Excerpt from Girl Intrepid

Chapter 4: Sexed

September 1953

“Girls don’t think about sex as much as boys.”

If that were true, then I was an anomaly even before reaching puberty. Starting at age ten, I had one crush after another on various boys. For a whole year of weekends, when I was about twelve, Tracy Coudert and I would crawl into his bed in the morning. We would wrap our arms around each other and we would gently and silently rub against one another, fully clothed, for close to an hour. There was no climax. It just felt warm and cozy. After we felt rubbed out, without a word, I would return to my room, which opened onto his, and shut the door. We would dress for the day and meet again downstairs for breakfast without the slightest acknowledgment of our earlier meeting.
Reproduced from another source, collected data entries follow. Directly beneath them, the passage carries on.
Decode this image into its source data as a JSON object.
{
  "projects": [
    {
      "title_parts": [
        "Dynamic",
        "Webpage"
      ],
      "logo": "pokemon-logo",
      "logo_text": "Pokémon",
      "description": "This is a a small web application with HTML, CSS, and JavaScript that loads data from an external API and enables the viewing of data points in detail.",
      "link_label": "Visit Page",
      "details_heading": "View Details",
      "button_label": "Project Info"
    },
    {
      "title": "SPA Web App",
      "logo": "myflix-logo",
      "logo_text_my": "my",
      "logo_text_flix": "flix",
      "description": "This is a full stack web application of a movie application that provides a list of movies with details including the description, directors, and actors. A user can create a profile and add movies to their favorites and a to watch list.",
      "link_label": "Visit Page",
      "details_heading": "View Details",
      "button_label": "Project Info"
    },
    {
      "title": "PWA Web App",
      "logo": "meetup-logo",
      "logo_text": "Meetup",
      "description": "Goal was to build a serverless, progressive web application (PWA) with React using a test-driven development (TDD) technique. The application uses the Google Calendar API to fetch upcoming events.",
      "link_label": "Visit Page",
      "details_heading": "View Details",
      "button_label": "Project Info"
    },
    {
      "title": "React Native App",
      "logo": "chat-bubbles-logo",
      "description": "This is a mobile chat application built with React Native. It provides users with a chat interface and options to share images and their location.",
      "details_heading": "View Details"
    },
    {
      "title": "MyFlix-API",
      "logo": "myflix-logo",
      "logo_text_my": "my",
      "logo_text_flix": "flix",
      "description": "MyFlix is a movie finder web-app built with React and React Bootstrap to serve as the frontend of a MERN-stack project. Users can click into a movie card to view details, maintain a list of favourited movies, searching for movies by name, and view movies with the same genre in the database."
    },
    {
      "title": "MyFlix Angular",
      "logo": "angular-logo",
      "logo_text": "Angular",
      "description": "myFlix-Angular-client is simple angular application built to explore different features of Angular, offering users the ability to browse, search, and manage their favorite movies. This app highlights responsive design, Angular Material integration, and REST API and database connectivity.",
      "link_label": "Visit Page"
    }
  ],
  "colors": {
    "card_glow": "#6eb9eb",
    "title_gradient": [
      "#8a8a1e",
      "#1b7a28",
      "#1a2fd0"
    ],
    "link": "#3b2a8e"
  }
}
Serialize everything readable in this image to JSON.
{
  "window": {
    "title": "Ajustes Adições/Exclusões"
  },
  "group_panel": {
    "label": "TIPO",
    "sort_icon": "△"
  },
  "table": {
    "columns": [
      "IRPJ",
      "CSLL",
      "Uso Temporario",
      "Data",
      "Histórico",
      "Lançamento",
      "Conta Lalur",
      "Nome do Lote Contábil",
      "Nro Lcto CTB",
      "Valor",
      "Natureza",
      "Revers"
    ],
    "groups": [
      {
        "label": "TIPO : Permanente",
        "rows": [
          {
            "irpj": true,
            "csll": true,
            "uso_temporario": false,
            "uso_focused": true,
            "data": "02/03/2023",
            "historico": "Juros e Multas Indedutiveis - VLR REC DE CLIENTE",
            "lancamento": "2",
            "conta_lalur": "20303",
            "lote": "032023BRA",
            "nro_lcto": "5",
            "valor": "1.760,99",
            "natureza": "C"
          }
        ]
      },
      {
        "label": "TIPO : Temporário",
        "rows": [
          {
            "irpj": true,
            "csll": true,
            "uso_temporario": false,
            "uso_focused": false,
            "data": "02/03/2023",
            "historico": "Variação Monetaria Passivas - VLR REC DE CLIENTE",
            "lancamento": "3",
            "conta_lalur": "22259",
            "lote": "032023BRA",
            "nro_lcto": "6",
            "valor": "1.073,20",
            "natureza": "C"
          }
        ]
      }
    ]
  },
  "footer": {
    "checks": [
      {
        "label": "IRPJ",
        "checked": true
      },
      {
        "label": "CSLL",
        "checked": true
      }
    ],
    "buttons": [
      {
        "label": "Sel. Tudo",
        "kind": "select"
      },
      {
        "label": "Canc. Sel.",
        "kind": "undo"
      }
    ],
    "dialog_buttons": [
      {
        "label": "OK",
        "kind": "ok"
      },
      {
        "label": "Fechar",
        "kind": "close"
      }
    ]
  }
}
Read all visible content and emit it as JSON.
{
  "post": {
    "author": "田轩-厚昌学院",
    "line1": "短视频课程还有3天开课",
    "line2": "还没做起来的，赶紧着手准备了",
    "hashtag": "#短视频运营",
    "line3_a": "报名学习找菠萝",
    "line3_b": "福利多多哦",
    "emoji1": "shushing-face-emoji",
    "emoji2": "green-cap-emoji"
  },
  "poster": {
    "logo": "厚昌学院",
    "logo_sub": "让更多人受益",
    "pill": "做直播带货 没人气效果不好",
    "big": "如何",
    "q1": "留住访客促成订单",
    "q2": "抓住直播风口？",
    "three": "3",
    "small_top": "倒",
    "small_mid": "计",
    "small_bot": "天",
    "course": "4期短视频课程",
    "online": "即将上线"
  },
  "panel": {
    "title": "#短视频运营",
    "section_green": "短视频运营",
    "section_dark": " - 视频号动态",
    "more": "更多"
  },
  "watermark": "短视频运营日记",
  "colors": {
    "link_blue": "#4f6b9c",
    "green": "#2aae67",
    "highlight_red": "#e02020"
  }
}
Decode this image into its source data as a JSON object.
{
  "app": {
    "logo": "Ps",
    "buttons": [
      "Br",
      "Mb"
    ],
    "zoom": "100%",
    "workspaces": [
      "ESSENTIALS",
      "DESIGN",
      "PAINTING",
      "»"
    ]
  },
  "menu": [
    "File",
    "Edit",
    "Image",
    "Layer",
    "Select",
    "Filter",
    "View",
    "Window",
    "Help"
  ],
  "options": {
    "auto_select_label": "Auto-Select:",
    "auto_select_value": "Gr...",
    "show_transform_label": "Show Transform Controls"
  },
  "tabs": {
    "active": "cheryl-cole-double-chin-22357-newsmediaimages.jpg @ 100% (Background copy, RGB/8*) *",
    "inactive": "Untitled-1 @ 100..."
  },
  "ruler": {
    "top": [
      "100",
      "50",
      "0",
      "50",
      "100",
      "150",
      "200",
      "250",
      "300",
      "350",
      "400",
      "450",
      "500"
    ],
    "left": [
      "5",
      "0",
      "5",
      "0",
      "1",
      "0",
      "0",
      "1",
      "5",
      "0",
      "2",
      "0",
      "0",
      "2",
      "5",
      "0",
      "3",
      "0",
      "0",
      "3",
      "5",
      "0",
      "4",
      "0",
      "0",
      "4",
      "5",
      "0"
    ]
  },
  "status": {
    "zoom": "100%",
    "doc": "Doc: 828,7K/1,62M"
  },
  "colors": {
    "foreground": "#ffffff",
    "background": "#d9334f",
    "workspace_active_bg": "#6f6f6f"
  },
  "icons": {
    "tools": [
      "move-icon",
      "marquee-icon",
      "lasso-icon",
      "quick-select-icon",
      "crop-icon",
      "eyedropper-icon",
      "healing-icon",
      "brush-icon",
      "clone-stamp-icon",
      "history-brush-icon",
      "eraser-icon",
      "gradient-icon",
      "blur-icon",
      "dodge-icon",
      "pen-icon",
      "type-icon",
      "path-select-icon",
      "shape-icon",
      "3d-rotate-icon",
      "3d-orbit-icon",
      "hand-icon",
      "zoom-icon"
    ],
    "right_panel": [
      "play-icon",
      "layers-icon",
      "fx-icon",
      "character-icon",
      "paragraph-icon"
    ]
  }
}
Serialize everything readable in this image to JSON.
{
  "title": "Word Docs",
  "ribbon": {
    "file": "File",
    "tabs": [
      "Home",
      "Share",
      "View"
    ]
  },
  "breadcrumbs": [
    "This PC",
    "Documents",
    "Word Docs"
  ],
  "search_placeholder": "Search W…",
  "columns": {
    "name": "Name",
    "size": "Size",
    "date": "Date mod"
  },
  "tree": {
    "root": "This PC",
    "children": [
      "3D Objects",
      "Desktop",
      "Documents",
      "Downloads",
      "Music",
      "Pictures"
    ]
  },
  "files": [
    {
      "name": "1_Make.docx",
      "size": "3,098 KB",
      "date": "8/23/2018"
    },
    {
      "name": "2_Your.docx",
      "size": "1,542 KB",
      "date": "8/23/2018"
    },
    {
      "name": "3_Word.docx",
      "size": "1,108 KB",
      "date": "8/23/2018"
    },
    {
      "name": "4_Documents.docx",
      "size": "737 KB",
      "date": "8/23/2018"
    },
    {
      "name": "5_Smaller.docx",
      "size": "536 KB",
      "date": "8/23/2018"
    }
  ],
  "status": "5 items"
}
In seventh grade, Camilla Cahill brought in an erotic poem, “This is My Beloved,” which she had filched from the bedroom of her sexy twenty-five-year-old half-brother. Although explicit and titillating, the poem was tender and lyrical—a sweet introduction to the joys of romantic love and sex, which were years away.

Marilla and I more than once acted out what we imagined to be the preliminaries to having sex. But I don’t remember either of us finding excitement or satisfaction in these efforts, although her parents got plenty worked up when they retrieved from their local drugstore a packet of photos developed from film we had taken of our flat and hairless bodies in ill-fitting bras stuffed with tissue and white cotton briefs rolled down to pass for G-strings.

Like most preteens and young teenagers (and many adults), I had no idea what to do with the waves of feelings that rolled over me nor how to process them. Although my mother had described the sex act to me (and it had sounded revolting at the time), and we’d had the requisite sex-ed class in sixth grade, sex still seemed remote even as we boys and girls danced cheek to cheek and hip to groin at the Christmas and spring dances that we all attended.


There were three highlights to ninth grade at Brearley. The first was that I had my first article published in The Beaver, Brearley’s literary magazine. It was my spontaneous response to hearing Ursula Oppens, a seventh-grader, play a particular movement from a Beethoven piano sonata at a school assembly. Ursula was brilliant (and is now a well-known concert pianist), and I was thrilled to see my words and name in print. The second highlight was that we had a new English teacher, Mr. Robert Manson Myers. Mr. Myers was Southern, effeminate, and spoke with a light British accent. He wore natty tweed jackets with elbow patches, and tasteful ties, and carried his books in a green cloth bag as was done at Harvard, where, he let us know, he had been teaching. He wore his strawberry blond hair parted on the side with long bangs a l’Anglaise and was constantly flipping his head to keep the hair out of his pale blue eyes. We were reading Chaucer, and he took pains to point out just how sexy The Nun’s Tale was, and as an aside, he told us about the function of the corncobs in Faulkner’s Sanctuary, which he recommended as auxiliary reading. Mr. Myers was the proud author of a humorous treatise on English literature, From Beowulf to Virginia Woolf, which we were sure was both witty and off-color, although none of us had read it. In fact, some of us had little interest in reading anything other than our first piece of pornographic literature—exposure to which was the final highlight of the year.   

Town Bull was brought to school in a paper bag by Ruth Wyler, one of our more brilliant classmates. She found it on the bookshelves of her parents’ library. We believed it to be a Victorian work by Bob Stirling (though “Bob” doesn’t sound very Victorian). It featured Belle, a madam, and her number one stud, Town Bull, whom she called in when one of her patrons or she herself was especially in need of fulfillment. The book described in lusty detail all aspects of Town Bull’s ginormous member and every variation on heterosexual sex imaginable, including “water play.” It treated in detail the frequent need for women to be warmed up by the tongues of prepubescent girls (in training) before succumbing to the thrill of penetration by Town Bull himself. The excitement of this book did not turn me into a porno addict. On the contrary, it was so complete and explicit that nothing I have had occasion to read since comes anywhere near the titillation and tingle of reading those scenes at that age. Passing Town Bull around during English class, while Mr. Myers fluttered about in front of the blackboard, may explain why many of us remember little of what he said, only his delivery.